Is roasting tomatoes the best thing to happen to sauce?

Tomatoes

And it’s easy. Just put your fresh tomatoes in a cake or roasting pan, smother with olive oil, season with salt and pepper and slow roast overnight. Or for 5-6 hours on 250ºF. You can add garlic, sprigs of herbs, slices of carrot and onion, whatever you like, in your sauce. The skins will pucker and maybe blacken a little.

Then whizz them in the blender. Or if you don’t like the idea of the skins and seeds, put them through a sieve or food mill.

Use the sauce fresh. It’s delicious on pizzas and pasta. It’ll keep in the fridge for a couple of days. Or freeze it. (Freeze in muffin tins and pop them out and store in a Ziplock for handy-sized quantities.)

Want to stretch it a bit longer? Add a tablespoon of of bottled lemon juice to each pint, and 2 tablespoons to each quart. If it’s too citrusy, add some sugar to taste. It should be shelf-stable for a few months.
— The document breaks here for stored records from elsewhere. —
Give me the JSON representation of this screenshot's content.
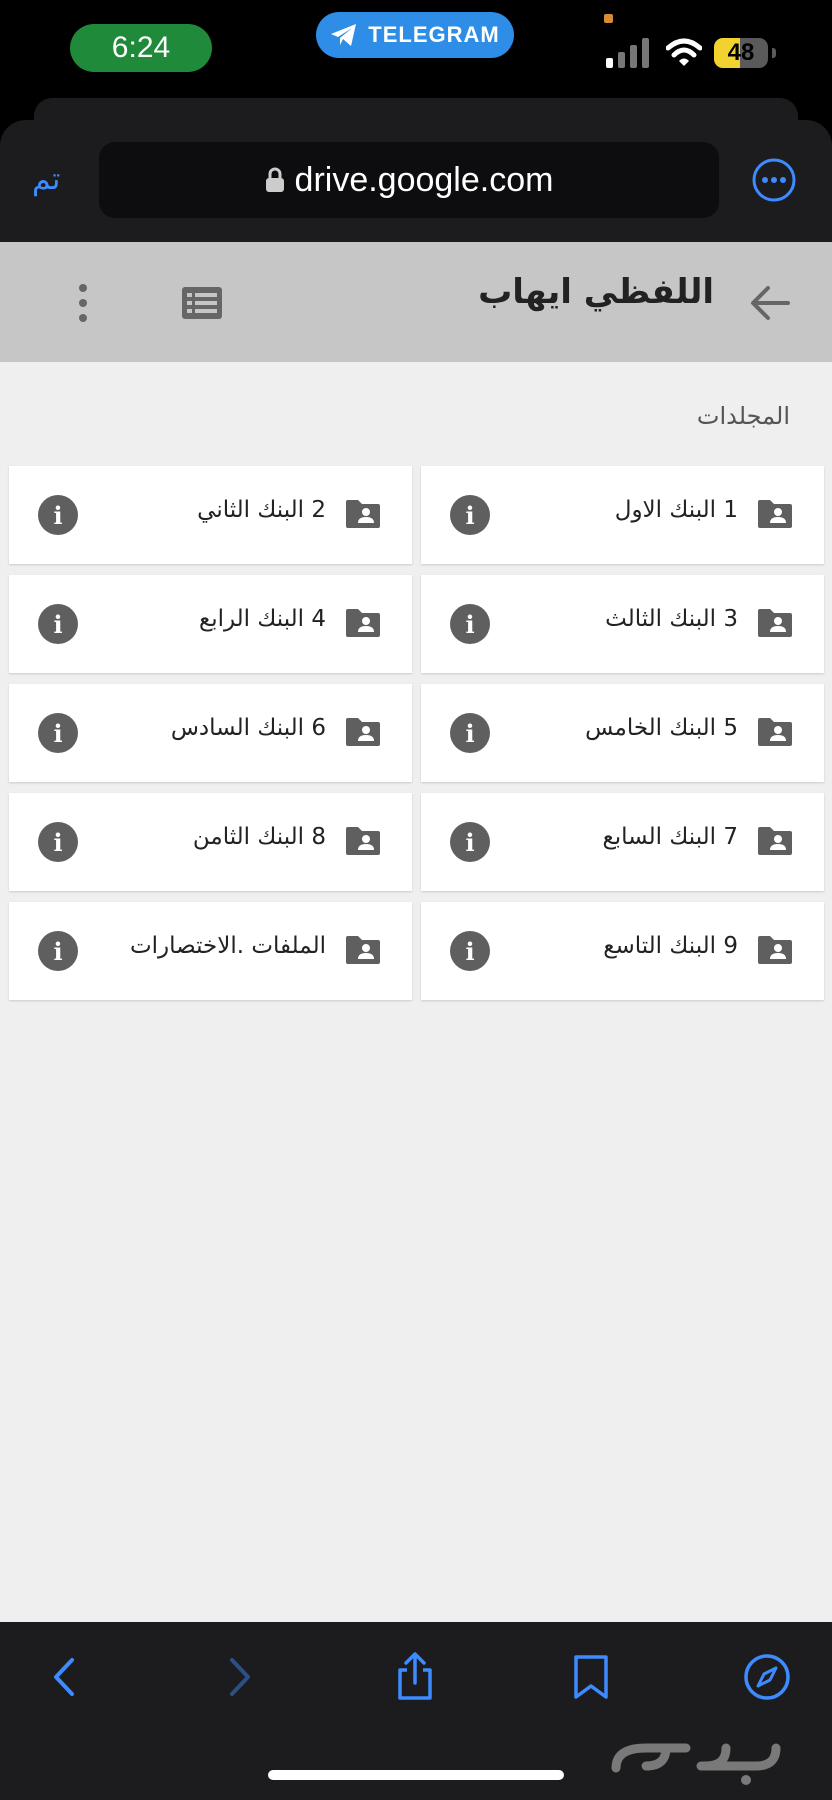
{
  "status_bar": {
    "time": "6:24",
    "telegram_label": "TELEGRAM",
    "battery_level": "48"
  },
  "browser": {
    "done_label": "تم",
    "url": "drive.google.com"
  },
  "header": {
    "title": "اللفظي ايهاب"
  },
  "section": {
    "label": "المجلدات"
  },
  "folders": [
    {
      "label": "1 البنك الاول"
    },
    {
      "label": "2 البنك الثاني"
    },
    {
      "label": "3 البنك الثالث"
    },
    {
      "label": "4 البنك الرابع"
    },
    {
      "label": "5 البنك الخامس"
    },
    {
      "label": "6 البنك السادس"
    },
    {
      "label": "7 البنك السابع"
    },
    {
      "label": "8 البنك الثامن"
    },
    {
      "label": "9 البنك التاسع"
    },
    {
      "label": "الملفات .الاختصارات"
    }
  ],
  "icons": {
    "folder": "shared-folder-icon",
    "info": "info-icon",
    "more": "more-options-icon",
    "list_view": "list-view-icon",
    "back": "back-arrow-icon"
  },
  "colors": {
    "accent": "#3d8bff",
    "header_bg": "#c6c6c6",
    "content_bg": "#efefef",
    "telegram": "#2e8de6",
    "time_pill": "#1f8a3a"
  }
}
Want to can it? Tomatoes can be canned in a water bath canner (the non-pressure cooking type). Ladle your lemon-juiced tomato sauce into HOT glass canning/Mason jars.

Fill the jars until they have 1/2 inch of headspace (The gap between the sauce and the top of the jar.) Place them in boiling water and process (basically boil, the pint jars for 35 minutes and the quart jars for 45 minutes in the water bath. Remember, if you live above 1,000 ft you will need to adjust your canning time. (See here.)